Faceva la governante. Dopo aver trascorso una vita a fare la governante in una famiglia di Lecco prima e della Milano bene poi, Maria Adeodata era tornata nella piccola frazione di Torre de’ Busi circa 10 anni prima il tragico omicidio, per accudire la sorella Leonilde, che di anni ne aveva 96 ed era ormai costretta a letto. Il 9 giugno del 2016 si era consumato l’assassinio di Maria Adeodata per mano del lecchese Roberto Guzzetti. A trovare la donna di 87 anni, ferita a morte da numerose coltellate, era stata la nipote, Cristina Bonacina, allora 41enne e campionessa internazionale di Vertical running, solo due giorni dopo l’omicidio. Quando ha aperto alla porta, insospettita dalla mancata risposta della zia, si era ritrovata davanti un’immagine agghiacciante: Maria Adeodata riversa a terra in cucina in un lago di sangue.  A inchiodare Guzzetti erano state le impronte digitali insanguinate lasciate sulla tovaglia di plastica nella cucina di Maria Adeodata Losa.

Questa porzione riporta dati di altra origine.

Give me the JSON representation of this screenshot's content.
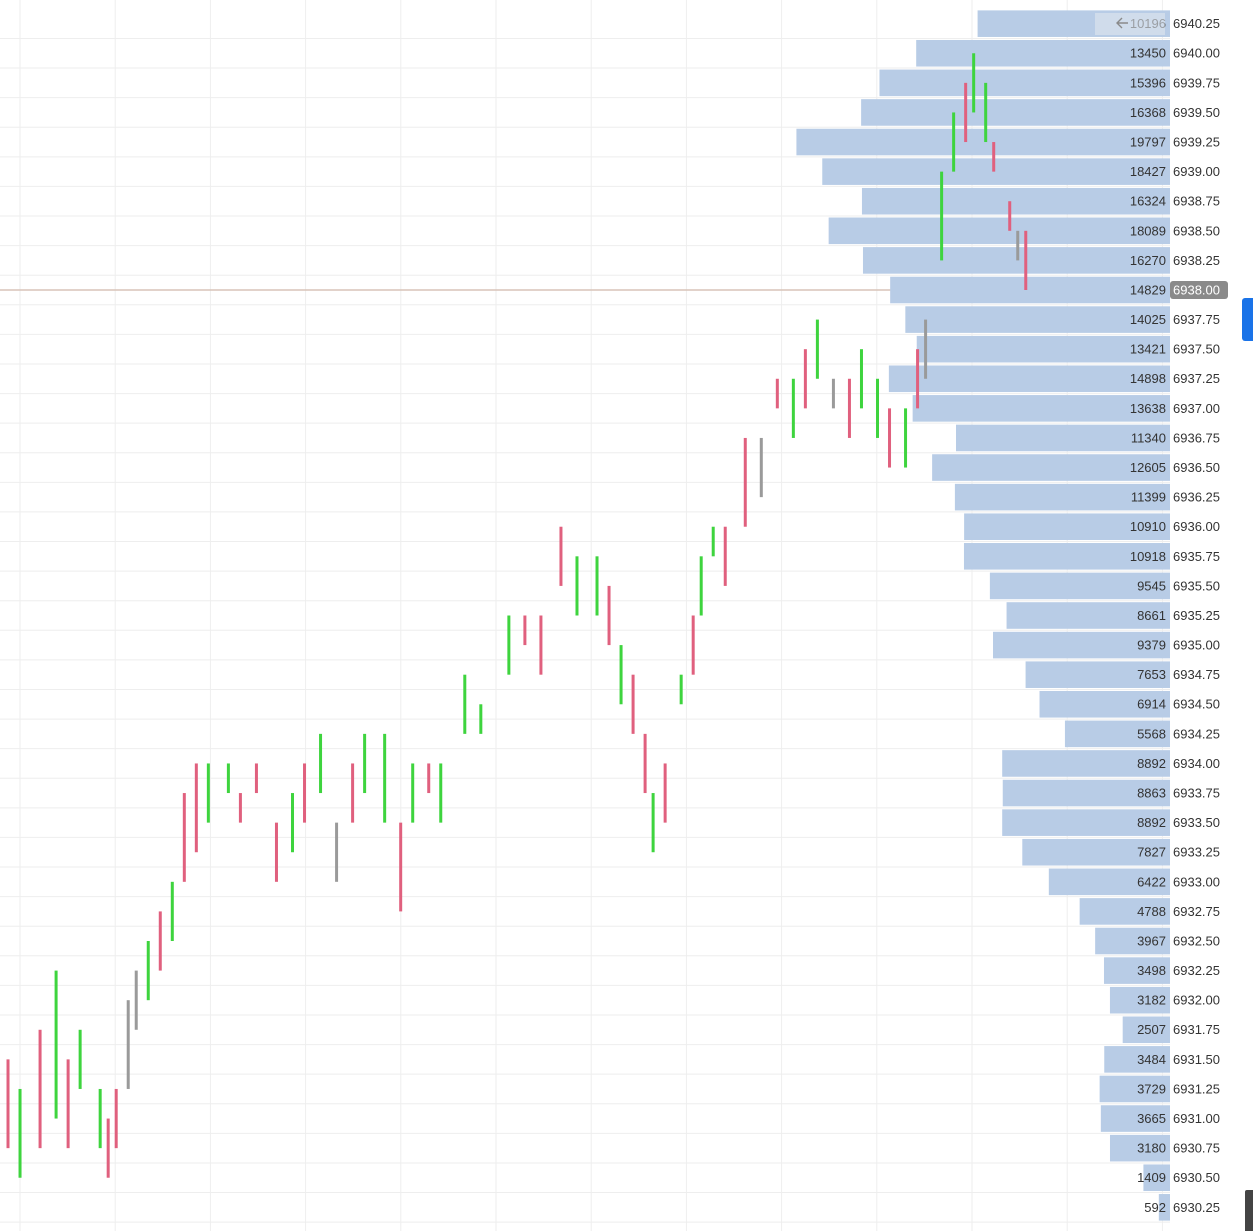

Il movente. In una prima versione Guzzetti raccontò di avances sessuali da parte della anziana, che dopo il rifiuto si sarebbe auto-accoltellata. Poi ritrattò. «Soffre di atrofia cerebrale e di una serie di disturbi derivanti da un passato fatto di abusi sessuali, Aids, chemioterapia, la sofferenza per la morte del fratello e l’estremo controllo dei genitori», hanno commentato le avvocatesse della difesa, richiedendo, oltre all’assoluzione, anche un’ulteriore perizia psichiatrica, rigettata dalla Corte. Il movente, ora, sarebbe da ricercarsi in un raptus d’ira, lo sfogo della rabbia forse covata per decenni nei confronti dei genitori.